At the end of the trade labeled A, 4h had already taken out the recent high (blue), which ended the 4h downtrend.
After that, price formed a higher‑low, but at that moment the 4h moving average (red) was still pressing from above, so I couldn’t take the trade.
Subsequently, another higher‑low formed and the moving average began to support from below, which defines the B low.
In the Scenario post I sketched a path where the daily moving average would also support from below, but in reality the daily MA did not fall that far and sat overhead.
Even so, there was room for price to close the gap up to the daily MA, so taking the trade was feasible.
(I explain this daily‑MA relationship in more detail in my blog post on moving averages—feel free to read it if you’re interested.)
1h

On the 1h, within the daily higher‑low, the 4h printed a higher‑low and the 1h did as well.
However, entering on a break of the 1h high did not offer acceptable risk‑reward versus the distance to the daily MA (yellow), so if I were to trade it, the entry would be on the 15m higher‑low and higher‑high (green) forming inside the 1h higher‑low.
15m

Here is the 15m chart.
Within the 1h higher‑low (blue), the 15m also printed a higher‑low and higher‑high (green), so an entry there improves the risk‑reward and makes the trade viable.
One note of caution.
This upswing is the rally that builds the daily lower‑high, meaning it runs counter to the daily downtrend, so I would plan to secure half near the daily MA (yellow).
It’s critical to map the market direction across timeframes, understand ahead of time where the risks lie, and execute accordingly.
As price prints successive higher‑lows, I raise the stop loss, and the trade ends when trend structure finally breaks and the trailing stop is hit.
While I didn’t take this one, I make the same decisions in a repeatable way every time, so I hope this is helpful.
〜・〜・〜・〜・〜・〜・〜・〜・〜・〜・〜・〜・〜・〜・
That’s all.
To avoid any misunderstanding, the single most important message of this blog is process consistency.

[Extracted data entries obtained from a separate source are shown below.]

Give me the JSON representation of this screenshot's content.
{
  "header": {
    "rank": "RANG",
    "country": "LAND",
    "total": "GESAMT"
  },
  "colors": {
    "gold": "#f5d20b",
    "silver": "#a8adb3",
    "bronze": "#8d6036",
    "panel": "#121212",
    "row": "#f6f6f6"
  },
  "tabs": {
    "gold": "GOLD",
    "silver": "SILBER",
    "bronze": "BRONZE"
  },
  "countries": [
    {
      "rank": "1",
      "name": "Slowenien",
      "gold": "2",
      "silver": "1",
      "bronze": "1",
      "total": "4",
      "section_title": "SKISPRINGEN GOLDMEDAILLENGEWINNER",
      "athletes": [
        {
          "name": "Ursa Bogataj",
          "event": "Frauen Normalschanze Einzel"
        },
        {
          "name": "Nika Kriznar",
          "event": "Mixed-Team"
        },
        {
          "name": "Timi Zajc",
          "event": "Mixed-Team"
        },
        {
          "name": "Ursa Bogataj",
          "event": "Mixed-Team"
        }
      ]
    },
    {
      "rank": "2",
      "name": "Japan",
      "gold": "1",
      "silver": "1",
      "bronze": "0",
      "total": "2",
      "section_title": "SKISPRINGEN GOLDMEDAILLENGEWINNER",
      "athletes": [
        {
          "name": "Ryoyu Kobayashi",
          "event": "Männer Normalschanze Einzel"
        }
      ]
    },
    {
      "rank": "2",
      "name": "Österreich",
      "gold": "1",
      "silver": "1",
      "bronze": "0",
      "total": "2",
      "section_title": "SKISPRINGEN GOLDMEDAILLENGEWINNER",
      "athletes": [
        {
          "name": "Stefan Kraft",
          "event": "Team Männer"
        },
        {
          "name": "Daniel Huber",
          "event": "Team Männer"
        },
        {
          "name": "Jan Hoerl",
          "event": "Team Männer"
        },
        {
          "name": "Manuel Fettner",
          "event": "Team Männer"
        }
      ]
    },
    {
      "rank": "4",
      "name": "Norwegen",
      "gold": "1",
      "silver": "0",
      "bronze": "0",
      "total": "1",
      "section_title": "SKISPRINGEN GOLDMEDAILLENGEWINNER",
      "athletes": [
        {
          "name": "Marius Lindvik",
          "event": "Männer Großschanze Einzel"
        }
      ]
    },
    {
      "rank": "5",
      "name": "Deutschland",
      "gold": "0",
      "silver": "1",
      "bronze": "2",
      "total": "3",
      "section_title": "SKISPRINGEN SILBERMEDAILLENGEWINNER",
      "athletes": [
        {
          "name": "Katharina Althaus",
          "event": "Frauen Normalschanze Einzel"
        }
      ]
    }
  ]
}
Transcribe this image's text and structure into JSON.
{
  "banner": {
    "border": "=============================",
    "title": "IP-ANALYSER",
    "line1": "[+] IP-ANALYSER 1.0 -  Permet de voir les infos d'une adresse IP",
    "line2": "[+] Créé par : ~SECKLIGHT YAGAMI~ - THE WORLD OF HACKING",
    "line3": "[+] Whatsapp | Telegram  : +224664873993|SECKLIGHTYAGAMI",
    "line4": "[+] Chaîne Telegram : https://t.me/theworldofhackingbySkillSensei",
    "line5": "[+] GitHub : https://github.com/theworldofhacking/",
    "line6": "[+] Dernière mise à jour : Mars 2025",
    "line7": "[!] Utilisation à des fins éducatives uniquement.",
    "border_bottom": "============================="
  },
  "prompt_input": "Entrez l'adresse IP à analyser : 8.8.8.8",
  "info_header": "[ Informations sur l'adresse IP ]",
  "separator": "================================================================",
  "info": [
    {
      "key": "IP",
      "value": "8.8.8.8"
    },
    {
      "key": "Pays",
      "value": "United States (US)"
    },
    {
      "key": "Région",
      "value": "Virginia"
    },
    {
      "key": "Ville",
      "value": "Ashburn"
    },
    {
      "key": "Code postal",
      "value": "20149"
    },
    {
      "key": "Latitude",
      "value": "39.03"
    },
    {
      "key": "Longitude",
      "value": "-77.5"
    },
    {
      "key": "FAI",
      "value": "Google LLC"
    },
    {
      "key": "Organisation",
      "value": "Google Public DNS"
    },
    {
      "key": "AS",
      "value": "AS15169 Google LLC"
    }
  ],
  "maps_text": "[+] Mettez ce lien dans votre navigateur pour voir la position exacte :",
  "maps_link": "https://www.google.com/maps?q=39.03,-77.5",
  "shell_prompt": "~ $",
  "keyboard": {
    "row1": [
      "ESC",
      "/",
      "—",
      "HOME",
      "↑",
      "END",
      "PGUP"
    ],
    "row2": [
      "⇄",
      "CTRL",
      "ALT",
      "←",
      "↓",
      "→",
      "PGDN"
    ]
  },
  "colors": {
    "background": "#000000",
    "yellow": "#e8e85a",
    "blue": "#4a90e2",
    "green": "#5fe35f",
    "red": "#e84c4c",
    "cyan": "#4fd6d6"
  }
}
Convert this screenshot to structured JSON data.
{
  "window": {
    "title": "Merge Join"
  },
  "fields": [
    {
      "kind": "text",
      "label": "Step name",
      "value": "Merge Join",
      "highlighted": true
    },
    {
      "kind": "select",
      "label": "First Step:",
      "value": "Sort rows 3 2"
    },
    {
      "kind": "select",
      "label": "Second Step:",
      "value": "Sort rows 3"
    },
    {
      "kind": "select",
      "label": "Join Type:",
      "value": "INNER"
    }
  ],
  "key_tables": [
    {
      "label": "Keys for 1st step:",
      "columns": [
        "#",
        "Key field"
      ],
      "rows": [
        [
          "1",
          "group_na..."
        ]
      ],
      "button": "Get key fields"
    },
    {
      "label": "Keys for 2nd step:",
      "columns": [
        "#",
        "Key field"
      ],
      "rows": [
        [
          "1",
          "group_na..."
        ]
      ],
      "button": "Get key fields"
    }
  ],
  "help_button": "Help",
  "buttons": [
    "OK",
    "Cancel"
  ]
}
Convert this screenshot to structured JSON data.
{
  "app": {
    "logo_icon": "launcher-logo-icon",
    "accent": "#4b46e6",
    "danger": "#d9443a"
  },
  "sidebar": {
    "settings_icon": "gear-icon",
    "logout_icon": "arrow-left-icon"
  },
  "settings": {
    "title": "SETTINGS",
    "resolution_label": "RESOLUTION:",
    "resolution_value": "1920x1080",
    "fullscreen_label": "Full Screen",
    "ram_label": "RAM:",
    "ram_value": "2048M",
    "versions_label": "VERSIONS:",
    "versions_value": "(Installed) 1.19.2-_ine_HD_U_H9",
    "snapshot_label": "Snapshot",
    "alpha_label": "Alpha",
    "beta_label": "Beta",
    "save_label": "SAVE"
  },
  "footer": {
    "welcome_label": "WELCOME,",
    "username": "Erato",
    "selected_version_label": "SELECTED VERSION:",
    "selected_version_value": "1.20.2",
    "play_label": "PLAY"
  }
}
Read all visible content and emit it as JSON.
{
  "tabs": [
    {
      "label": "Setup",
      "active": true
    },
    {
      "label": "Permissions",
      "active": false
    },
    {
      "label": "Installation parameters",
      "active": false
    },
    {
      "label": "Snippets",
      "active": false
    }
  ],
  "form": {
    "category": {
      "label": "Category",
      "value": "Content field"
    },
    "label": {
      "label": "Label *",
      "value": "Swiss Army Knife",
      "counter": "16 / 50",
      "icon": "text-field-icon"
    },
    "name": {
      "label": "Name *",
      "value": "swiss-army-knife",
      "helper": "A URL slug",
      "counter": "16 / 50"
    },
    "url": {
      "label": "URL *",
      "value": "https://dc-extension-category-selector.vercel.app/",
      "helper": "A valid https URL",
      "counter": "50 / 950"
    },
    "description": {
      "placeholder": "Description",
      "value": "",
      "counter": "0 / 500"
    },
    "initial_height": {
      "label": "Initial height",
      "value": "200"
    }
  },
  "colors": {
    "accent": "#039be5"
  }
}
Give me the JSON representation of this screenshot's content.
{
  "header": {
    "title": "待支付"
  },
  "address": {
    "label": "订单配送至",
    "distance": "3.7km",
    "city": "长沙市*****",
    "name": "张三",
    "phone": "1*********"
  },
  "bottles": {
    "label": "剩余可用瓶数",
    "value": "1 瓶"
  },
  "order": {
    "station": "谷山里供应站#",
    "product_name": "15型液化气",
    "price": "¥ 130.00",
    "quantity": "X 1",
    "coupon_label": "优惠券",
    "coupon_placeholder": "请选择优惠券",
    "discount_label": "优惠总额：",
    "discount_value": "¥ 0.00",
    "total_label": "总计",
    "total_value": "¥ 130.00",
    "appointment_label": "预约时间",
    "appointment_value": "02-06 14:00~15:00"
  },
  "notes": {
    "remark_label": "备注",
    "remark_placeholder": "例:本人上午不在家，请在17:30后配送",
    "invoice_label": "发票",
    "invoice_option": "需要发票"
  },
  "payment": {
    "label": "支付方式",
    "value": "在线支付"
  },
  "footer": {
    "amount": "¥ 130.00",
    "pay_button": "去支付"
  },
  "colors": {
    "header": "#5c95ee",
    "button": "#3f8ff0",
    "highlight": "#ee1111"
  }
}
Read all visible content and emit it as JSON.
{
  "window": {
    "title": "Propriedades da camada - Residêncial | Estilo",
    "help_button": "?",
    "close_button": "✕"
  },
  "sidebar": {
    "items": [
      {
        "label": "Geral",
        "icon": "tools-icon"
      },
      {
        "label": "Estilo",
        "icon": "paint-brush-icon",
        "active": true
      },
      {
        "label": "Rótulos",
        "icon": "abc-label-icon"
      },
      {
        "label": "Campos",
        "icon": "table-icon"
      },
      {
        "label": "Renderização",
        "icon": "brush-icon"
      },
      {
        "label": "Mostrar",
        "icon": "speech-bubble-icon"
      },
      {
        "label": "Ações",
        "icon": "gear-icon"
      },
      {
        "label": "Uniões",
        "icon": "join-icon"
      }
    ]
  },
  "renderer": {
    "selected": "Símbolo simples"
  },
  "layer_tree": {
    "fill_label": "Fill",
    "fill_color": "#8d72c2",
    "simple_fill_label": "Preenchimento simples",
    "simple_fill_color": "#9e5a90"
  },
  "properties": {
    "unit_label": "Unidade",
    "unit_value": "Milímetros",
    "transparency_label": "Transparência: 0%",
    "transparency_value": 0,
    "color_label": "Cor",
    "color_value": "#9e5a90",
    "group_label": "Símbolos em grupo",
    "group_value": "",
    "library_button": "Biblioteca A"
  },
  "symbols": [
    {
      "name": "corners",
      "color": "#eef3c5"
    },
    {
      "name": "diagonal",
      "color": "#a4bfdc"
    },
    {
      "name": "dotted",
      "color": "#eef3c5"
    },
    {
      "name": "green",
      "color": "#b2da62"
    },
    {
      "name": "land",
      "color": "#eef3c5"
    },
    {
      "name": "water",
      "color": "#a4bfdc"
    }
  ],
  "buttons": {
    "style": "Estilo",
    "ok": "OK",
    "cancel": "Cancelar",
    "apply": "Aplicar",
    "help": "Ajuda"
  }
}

I write this to offer a practical model of how to map scenarios in advance and keep executing them over time, not to brag about winning trades, which I have no interest in.
That is precisely why the Sunday Scenario post plays such a central role.
This week’s trades were simply the faithful execution of what I had set in the scenarios, not after‑the‑fact claims that “this is where one should have traded.”
Where the edge emerges, where the risks are, and what should trigger a trade can all be known from the chart in advance, and when that happens, I just do what I said I would do.
Don’t confuse “if that happens, I’ll do X” with “that will happen.”
I don’t predict the future, and “do nothing if it doesn’t happen” is part of the scenario set.
I strictly wait for spots where both win rate and risk‑reward skew in my favor, and I trade only there.
Even if that means fewer trades, it’s the better path to growing capital.
What to do is simple.
Master the basics—Dow Theory and multi‑timeframe analysis.
Practice repeatedly.
Build the consistent process of scenario‑setting and execution.
Repeat.
That is all I’ve done.
No complex indicators are necessary.
By tracking swing highs and lows across timeframes, you can infer what traders on each timeframe are seeing and waiting for, and where stop clusters are likely to sit, which helps you locate points where orders concentrate.
Markets move on supply and demand, so those concentration points naturally become areas where price moves more readily.
What I do is simple, but simple is not the same as easy.
It takes real work to refine the basics until you can truly use them, and only then does it become “easy” to repeat them.
I hope this blog gives useful hints to those who are building a strategy or struggling to achieve consistency.